While it is well documented that Black men in the United States are more likely to develop prostate cancer than White men and have more advanced disease at diagnosis than their White counterparts, limited data is available to help guide prostate-specific antigen (PSA) testing for this at-risk population. Now, new research using patient records from the U.S. Department of Veterans Affairs (VA) shows that Black men are more likely than White men to have prostate cancer at the same PSA level. This data should help doctors adopt a PSA screening approach for Black men earlier, and alert them to refer these patients for additional screening at lower PSA levels.
The findings are reported online in Cancer, the journal of the American Cancer Society.
“These findings suggest that to reduce health disparities for veterans in the prevention of prostate cancer, clinicians should consider an individual veteran’s risk for prostate cancer including factors such as race and age,” said the study’s first author Kyung Min Lee, PhD, of the VA Informatics and Computing Infrastructure (VINCI), located within the VA Salt Lake City Health Care System. “Clinicians may consider earlier screening for populations at greater than average risk, which includes Black men,” Lee added.
For this research, Lee and team used multivariable logistic regression models that were estimated to predict the likelihood of prostate cancer diagnosis on first biopsy for 75,295 Black and 207,658 White male veterans, who are receiving care through the VA Health System. Data shows that prostate cancer was detected from the first biopsy in 55% of Black men compared with 43% of White men. After adjusting the data for competing factors, the researchers determined that Black veterans were 50% more likely to receive a positive diagnosis of cancer after their first biopsy than White veterans.
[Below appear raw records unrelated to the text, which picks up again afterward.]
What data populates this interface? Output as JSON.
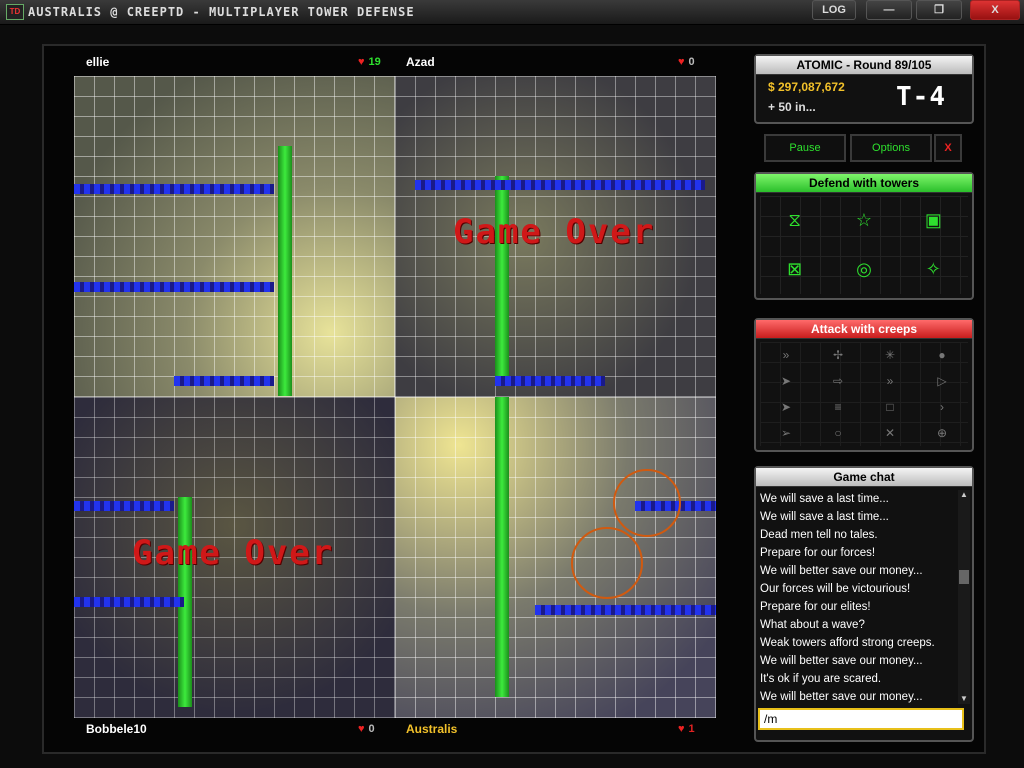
{
  "window": {
    "title": "AUSTRALIS @ CREEPTD - MULTIPLAYER TOWER DEFENSE",
    "log_label": "LOG",
    "minimize_symbol": "—",
    "maximize_symbol": "❐",
    "close_symbol": "X",
    "app_icon_text": "TD"
  },
  "players": [
    {
      "name": "ellie",
      "lives": "19",
      "lives_color": "#2ee02e"
    },
    {
      "name": "Azad",
      "lives": "0",
      "lives_color": "#bbbbbb"
    },
    {
      "name": "Bobbele10",
      "lives": "0",
      "lives_color": "#bbbbbb"
    },
    {
      "name": "Australis",
      "lives": "1",
      "lives_color": "#e22222",
      "name_color": "#f2c12a"
    }
  ],
  "map": {
    "game_over_text": "Game Over",
    "heart_symbol": "♥"
  },
  "round_panel": {
    "title": "ATOMIC - Round 89/105",
    "money": "$ 297,087,672",
    "income": "+ 50 in...",
    "timer": "T-4"
  },
  "controls": {
    "pause": "Pause",
    "options": "Options",
    "exit": "X"
  },
  "defend": {
    "title": "Defend with towers",
    "towers": [
      {
        "icon": "hourglass-tower-icon",
        "glyph": "⧖"
      },
      {
        "icon": "star-tower-icon",
        "glyph": "☆"
      },
      {
        "icon": "square-tower-icon",
        "glyph": "▣"
      },
      {
        "icon": "box-tower-icon",
        "glyph": "⊠"
      },
      {
        "icon": "ring-tower-icon",
        "glyph": "◎"
      },
      {
        "icon": "cross-tower-icon",
        "glyph": "✧"
      }
    ]
  },
  "attack": {
    "title": "Attack with creeps",
    "creeps": [
      {
        "icon": "double-chevron-creep-icon",
        "glyph": "»"
      },
      {
        "icon": "plus-creep-icon",
        "glyph": "✢"
      },
      {
        "icon": "asterisk-creep-icon",
        "glyph": "✳"
      },
      {
        "icon": "dot-creep-icon",
        "glyph": "●"
      },
      {
        "icon": "arrow-creep-icon",
        "glyph": "➤"
      },
      {
        "icon": "rocket-creep-icon",
        "glyph": "⇨"
      },
      {
        "icon": "double-chevron-creep-icon",
        "glyph": "»"
      },
      {
        "icon": "triangle-creep-icon",
        "glyph": "▷"
      },
      {
        "icon": "arrow-creep-icon",
        "glyph": "➤"
      },
      {
        "icon": "lines-creep-icon",
        "glyph": "≡"
      },
      {
        "icon": "square-creep-icon",
        "glyph": "□"
      },
      {
        "icon": "small-arrow-creep-icon",
        "glyph": "›"
      },
      {
        "icon": "dart-creep-icon",
        "glyph": "➢"
      },
      {
        "icon": "circle-creep-icon",
        "glyph": "○"
      },
      {
        "icon": "x-creep-icon",
        "glyph": "✕"
      },
      {
        "icon": "target-creep-icon",
        "glyph": "⊕"
      }
    ]
  },
  "chat": {
    "title": "Game chat",
    "messages": [
      "We will save a last time...",
      "We will save a last time...",
      "Dead men tell no tales.",
      "Prepare for our forces!",
      "We will better save our money...",
      "Our forces will be victourious!",
      "Prepare for our elites!",
      "What about a wave?",
      "Weak towers afford strong creeps.",
      "We will better save our money...",
      "It's ok if you are scared.",
      "We will better save our money..."
    ],
    "input_value": "/m"
  },
  "colors": {
    "accent_green": "#2ee02e",
    "money_gold": "#f2c12a",
    "alert_red": "#d01818"
  }
}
For example, the investigators discovered that Black men with a pre-biopsy PSA level of 4.0 ng/mL had a 49% risk of prostate cancer while White men at the same PSA level had only a 39% chance of having the disease. Further, the risk level for Black men having cancer at the 4.0 ng/mL level was equivalent to the risk level for white men with a much higher PSA reading of 13.4 ng/mL.
Jane Kim, MD, the executive director for preventative medicine at the VA said the agency recommends that for men aged 55–69, the decision whether to initiate or continue prostate cancer screening should be individualized.
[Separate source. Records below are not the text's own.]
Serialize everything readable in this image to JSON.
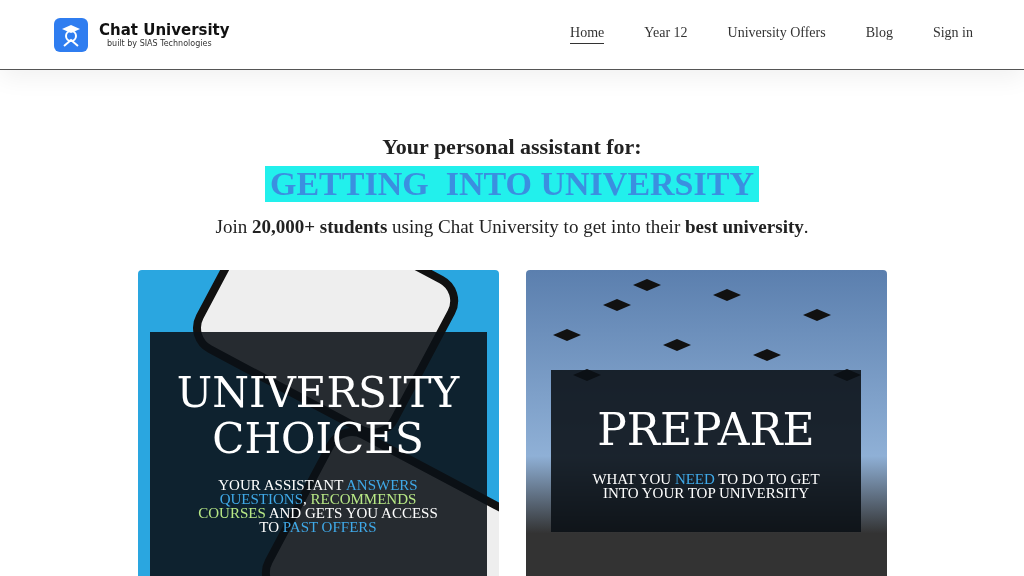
{
  "brand": {
    "name": "Chat University",
    "tagline": "built by SIAS Technologies"
  },
  "nav": [
    {
      "label": "Home",
      "selected": true
    },
    {
      "label": "Year 12",
      "selected": false
    },
    {
      "label": "University Offers",
      "selected": false
    },
    {
      "label": "Blog",
      "selected": false
    },
    {
      "label": "Sign in",
      "selected": false
    }
  ],
  "hero": {
    "kicker": "Your personal assistant for:",
    "highlight": "GETTING  INTO UNIVERSITY",
    "subtitle": "Join **20,000+ students** using Chat University to get into their **best university**."
  },
  "cards": [
    {
      "kind": "phones",
      "title_lines": [
        "UNIVERSITY",
        "CHOICES"
      ],
      "caption": [
        {
          "text": "YOUR ASSISTANT "
        },
        {
          "text": "ANSWERS QUESTIONS",
          "color": "#3fa9e8"
        },
        {
          "text": ", "
        },
        {
          "text": "RECOMMENDS COURSES",
          "color": "#b8e986"
        },
        {
          "text": " AND GETS YOU ACCESS TO "
        },
        {
          "text": "PAST OFFERS",
          "color": "#3fa9e8"
        }
      ]
    },
    {
      "kind": "graduation",
      "title_lines": [
        "PREPARE"
      ],
      "caption": [
        {
          "text": "WHAT YOU "
        },
        {
          "text": "NEED",
          "color": "#3fa9e8"
        },
        {
          "text": " TO DO TO GET INTO YOUR TOP UNIVERSITY"
        }
      ]
    }
  ]
}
“This includes consideration of age, family history, race/ethnicity, medical conditions, and patient values, as well as potential benefits versus harms,” Kim said. “Per the U.S. Preventive Services Task Force, before deciding whether to be screened, men should have an opportunity to discuss the benefits and harms of screening through shared decision making with their clinicians.”
The VA Office of Research & Development is now building on these latest findings launching the Prostate Cancer, Genetic Risk, and Equitable Screening Study (ProGRESS clinical trial). This prospective study will assess the risks and benefits of PSA biopsy thresholds based on patient race and genetic risk scores.